When revealed to the students and parents at the open house the following week several guesses were made as to its function and eventually my art teacher wrote my original artisitc intent on a card to sit beside my name and grade.

I got an A, of course. What was he going to grade me on, looks? Usefulness? I'm not certain if I got the A for creativity, originality or simply pity.

The open house that followed was one of many that my parents never attended. They never made a serious attempt to be involved in my schooling and for this I was sometimes grateful and sometimes a little bitter. .

My mom, for example, came to school infrequently enough to make it easy for me to pass her off to my friends as an eccentric aunt who was only related by marriage. While she never truly learned to appreciate the weird contraptions that would clutter her closet, mantle, and space under her bed, she at least never made me throw them away myself.

My father was less tactful. The most common words my father ever said to me was "What in the hell" followed closely by the words: "...have you done?", "...are you doing?", "...is that?", "...have you put in there?", "...did you do to it?" and "...have you done with the rest of it?" He gave up on me after they enrolled me into speech therapy to get rid of the lisp. My dad would have been more interested in standing next to a flashing sign with the word "Cocksucker" written neatly with neon red tubes than acknowledge most of the perplexing things that I would fluff into reality.

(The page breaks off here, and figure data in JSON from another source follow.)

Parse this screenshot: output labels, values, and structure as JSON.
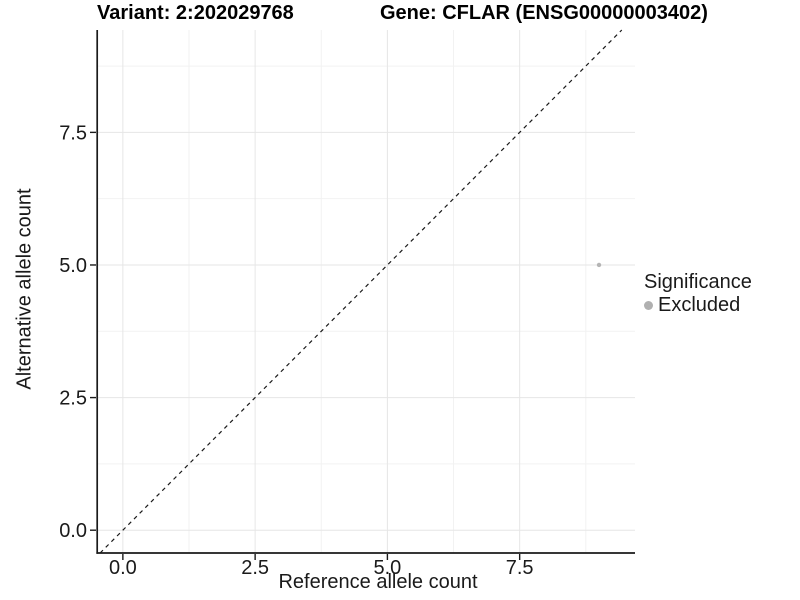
{
  "chart_data": {
    "type": "scatter",
    "title_left": "Variant: 2:202029768",
    "title_right": "Gene: CFLAR (ENSG00000003402)",
    "xlabel": "Reference allele count",
    "ylabel": "Alternative allele count",
    "xlim": [
      -0.47,
      9.68
    ],
    "ylim": [
      -0.43,
      9.43
    ],
    "x_tick_values": [
      0,
      2.5,
      5,
      7.5
    ],
    "x_tick_labels": [
      "0.0",
      "2.5",
      "5.0",
      "7.5"
    ],
    "y_tick_values": [
      0,
      2.5,
      5,
      7.5
    ],
    "y_tick_labels": [
      "0.0",
      "2.5",
      "5.0",
      "7.5"
    ],
    "minor_tick_values": [
      1.25,
      3.75,
      6.25,
      8.75
    ],
    "grid": "major+minor",
    "reference_line": {
      "type": "identity",
      "slope": 1,
      "intercept": 0,
      "style": "dashed"
    },
    "series": [
      {
        "name": "Excluded",
        "marker": "circle",
        "point_radius": 2.2,
        "points": [
          {
            "x": 9,
            "y": 5
          }
        ]
      }
    ],
    "legend": {
      "title": "Significance",
      "position": "right",
      "entries": [
        {
          "label": "Excluded",
          "color": "#b0b0b0",
          "marker": "circle"
        }
      ]
    }
  },
  "colors": {
    "background": "#ffffff",
    "grid_major": "#e6e6e6",
    "grid_minor": "#f2f2f2",
    "axis_line": "#1a1a1a",
    "axis_text": "#1a1a1a",
    "title_text": "#000000",
    "reference_line": "#1a1a1a",
    "point": "#b5b5b5",
    "legend_marker": "#b0b0b0"
  }
}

They had generally learned their lesson so they made my sister accompany me to this one. She was old enough to be a convincing guardian and young enough to fuck with the other parents by convincing them she got pregnant at age 12 and gave birth to me in the back of a U-Haul on the way to Paducah, KY.

As for the art exhibit, the other parents walked past this piece as if it was Gay incarnate: bright, cheery, loud, hideously twisted, unrecognizable and absolutely alien to them. Most people just avoided getting too close. They seemed to fear that somehow the tri-folded piece would open up like an alien pod and spray gay, polka-dot bullets at anyone foolish enough to put their face above the top.

I could hear my art teacher explaining to almost every confused parent his strict policy against ashtrays when they stood looking, bewildered, at the confusing pieces their children had created. Granted, mine wasn't the only bad work of art... mine was just the worst.

I gave it first to my dad, thinking he could take it to work and use in his office. He made an effort to appreciate it by turning it over a few times in his hands and grunted. "Did you mean for it to look like this?" He passed off the fallen support pillar as shoddy workmanship and asked incredulously if I had actually gotten an A or if I was lying. I showed him the card and the grade - he still didn't believe me. He informed me that it wasn't legal for him to burn candles in his office and that my mother would appreciate it more.

So I presented it to my mother with the kind of pomp and flourish one would expect from a prince holding a glass slipper on a pillow. "Look what I made for you!" I left out the part where I gave it to my dad and the subsequent rejection. She was understandably confused and at first turned it upside down - thinking that somehow it was me who didn't know what it was.

I explained its purpose, as a candleholder, and then pointed out the fallen pillar and how it kept it from actually being used as a candle holder.

She was brave, I have to give her that. The problem was that tea candles were lost in the size of it and wouldn't sit perfectly straight, votives simply melted into a puddle, large pillar candles never fit within the base due to the diminished capacity (thanks to the fallen support beam) and tapered candles simply fell over because there was nothing to actually hold those.

At long last she gave up.

I came home from school a week later and went to my mother's room so we could watch General Hospital together. I sat quietly in the waterbed as she got up to use the bathroom. I looked over and saw it on her nightstand. The inside ring of the candle holder, the space for the pillar candle, was filled with ashes and cigarette butts and the fallen beam supported a long, smoldering Benson & Hedges.

I beamed and sat back proudly on the pillow while the curl of smoke trailed delicately upwards through the three, hideous blue peaks.